By Latrishka Thomas
Discussions are to begin shortly regarding significant changes to key laws governing employment practices and labour relations.
Attorney General Steadroy Benjamin has pledged alterations to both the country’s Labour Code and Industrial Court Act.
Earlier this year, the latter was amended to allow for the establishment of a vice president, enabling two sittings of the Industrial Court to take place simultaneously, thus making its operations more efficient.
On Thursday, speaking at a ceremony to hand over the new Industrial Court facility, its president Charlesworth Browne welcomed that move but said, “in our humble estimation – speaking on my own behalf and on behalf of the members of the court – we think that the time has come for deeper and more extensive and comprehensive revision of the Industrial Court Act and the Labour Code”.
Benjamin responded to Browne saying, “it is my intention to go back to parliament to amend the Act further so that we can have virtual sittings”.
The AG, who is also the Minister for Legal Affairs, revealed that discussions will also be held to determine which of two views concerning conciliation is correct.
“There are some persons who are of the view that once a matter is sent to the Labour Department it must be settled at first instance. The other view is that when the matter goes before the Labour Department they should try to attempt settlement; if not, it’s sent to the minister and his designee … who can refer the matter back to the Labour Department and it is at that stage where adjudication comes in,” Benjamin explained.
He also reiterated that “there will be this year … a complete revision of the Antigua and Barbuda Labour Code”.
Just recently, the House of Representatives passed amendments to the Labour Code to make employees entitled to severance pay if their place of work is being sold or disposed of to a successor-employer.
Another modification turned contract workers into permanent staff.

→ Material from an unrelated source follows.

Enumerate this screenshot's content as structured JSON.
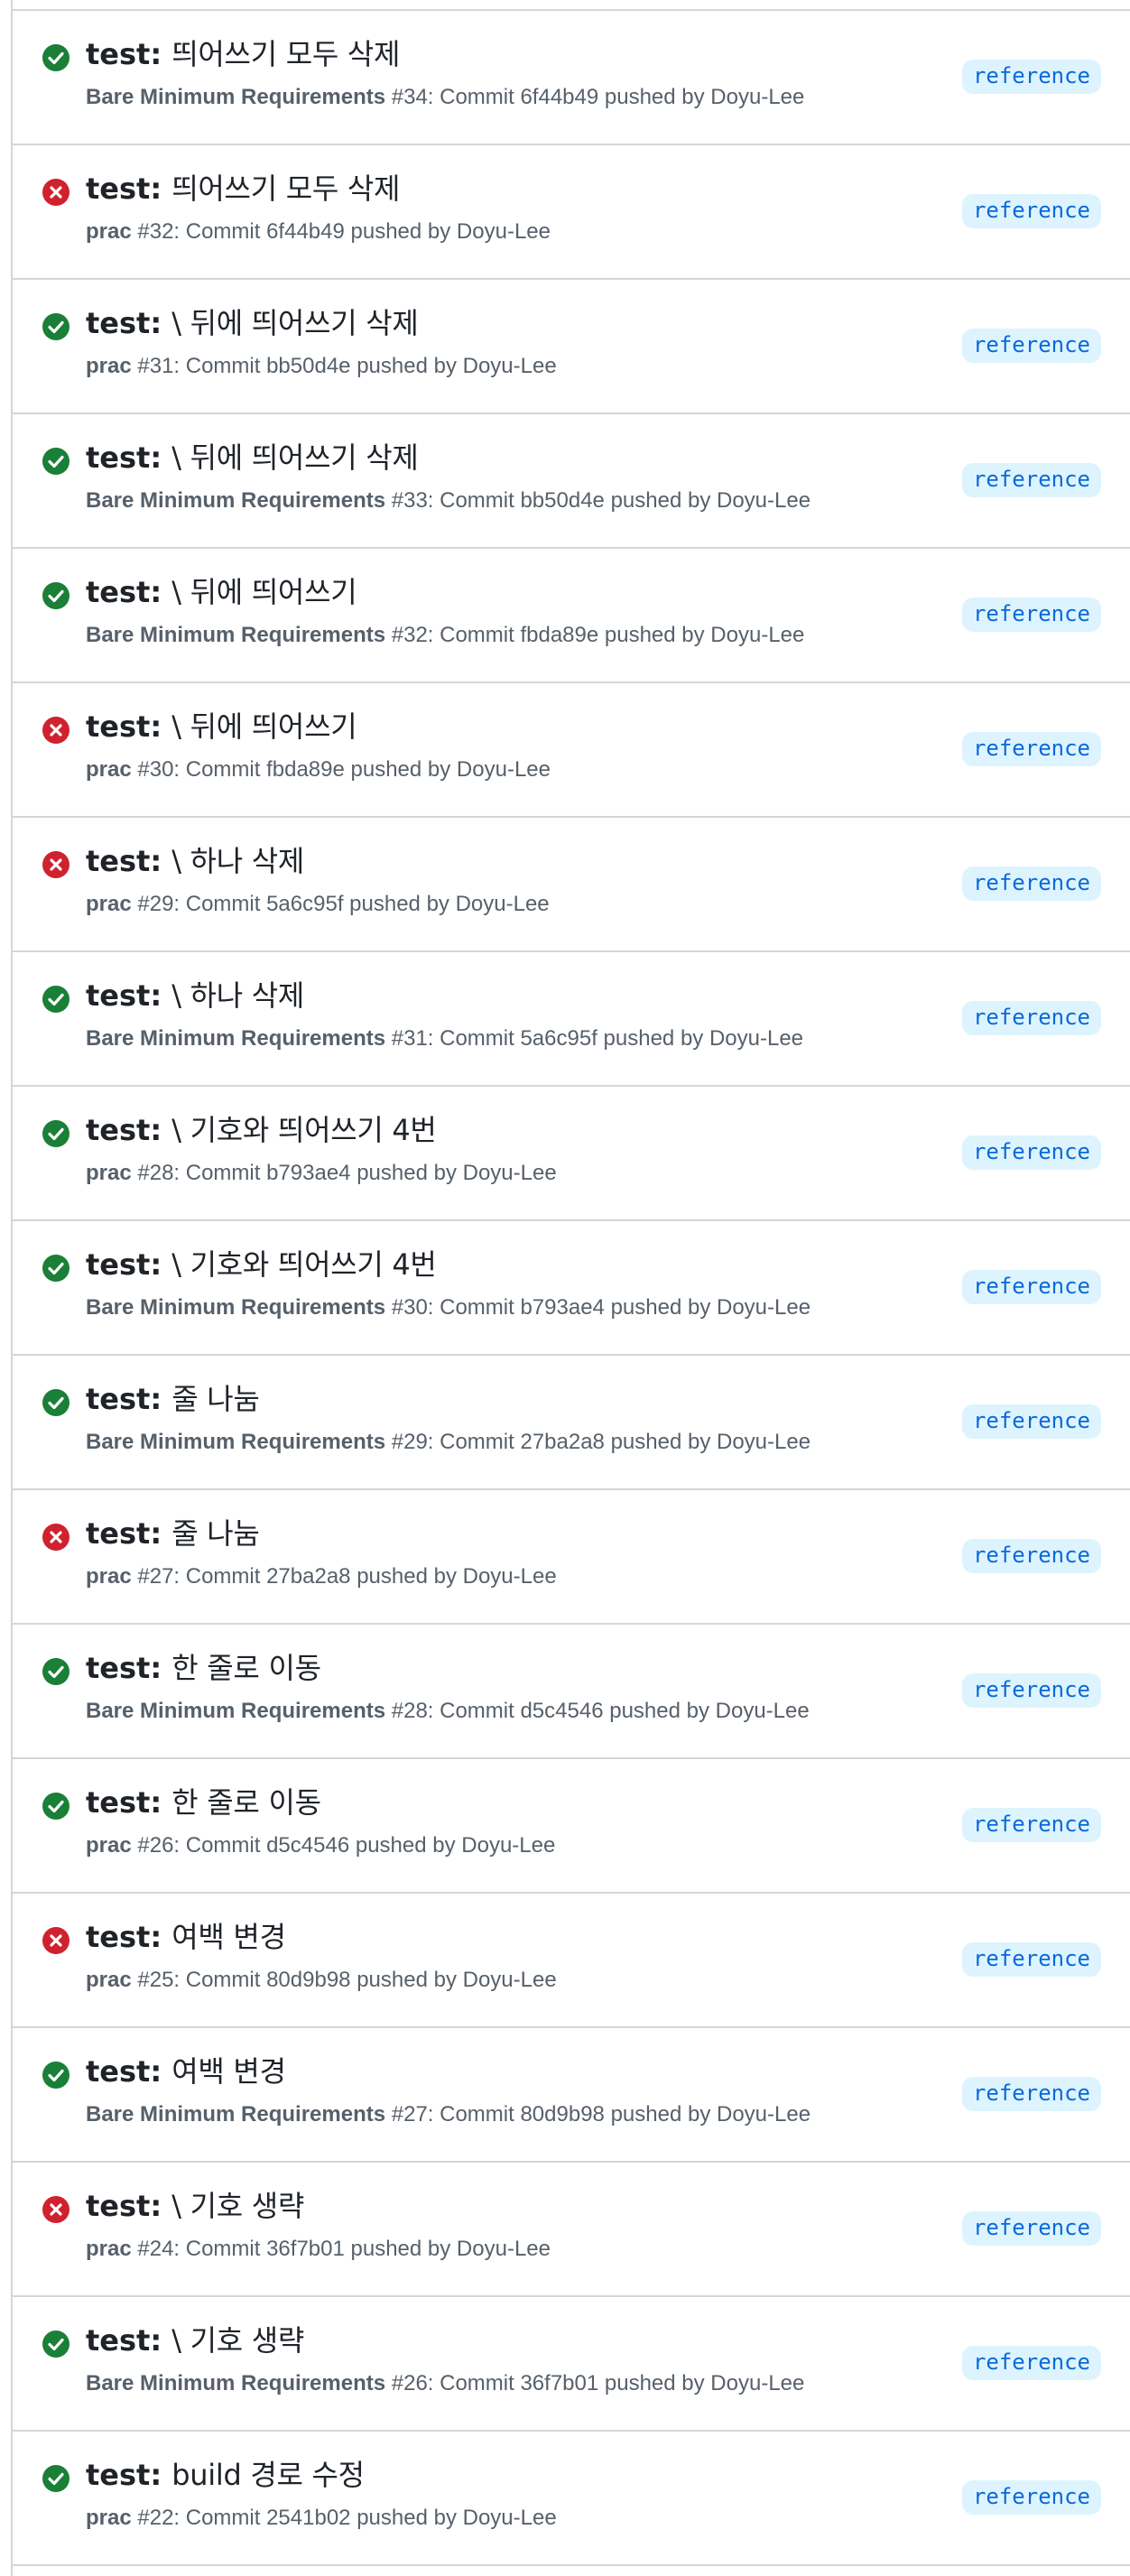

According to Benjamin, further shifts are imperative to ensure that matters involving employer-employee relationships are dealt with “expeditiously, justly and in a fair manner”.
He said that as the relevant laws were passed in the 1970s “it is absolutely necessary to take these factors into consideration and to bring these Acts up to date to the present circumstances in which we find ourselves”.
Benjamin also urged Browne and his team to “use six months as the benchmark to deliver every judgement that comes before you”.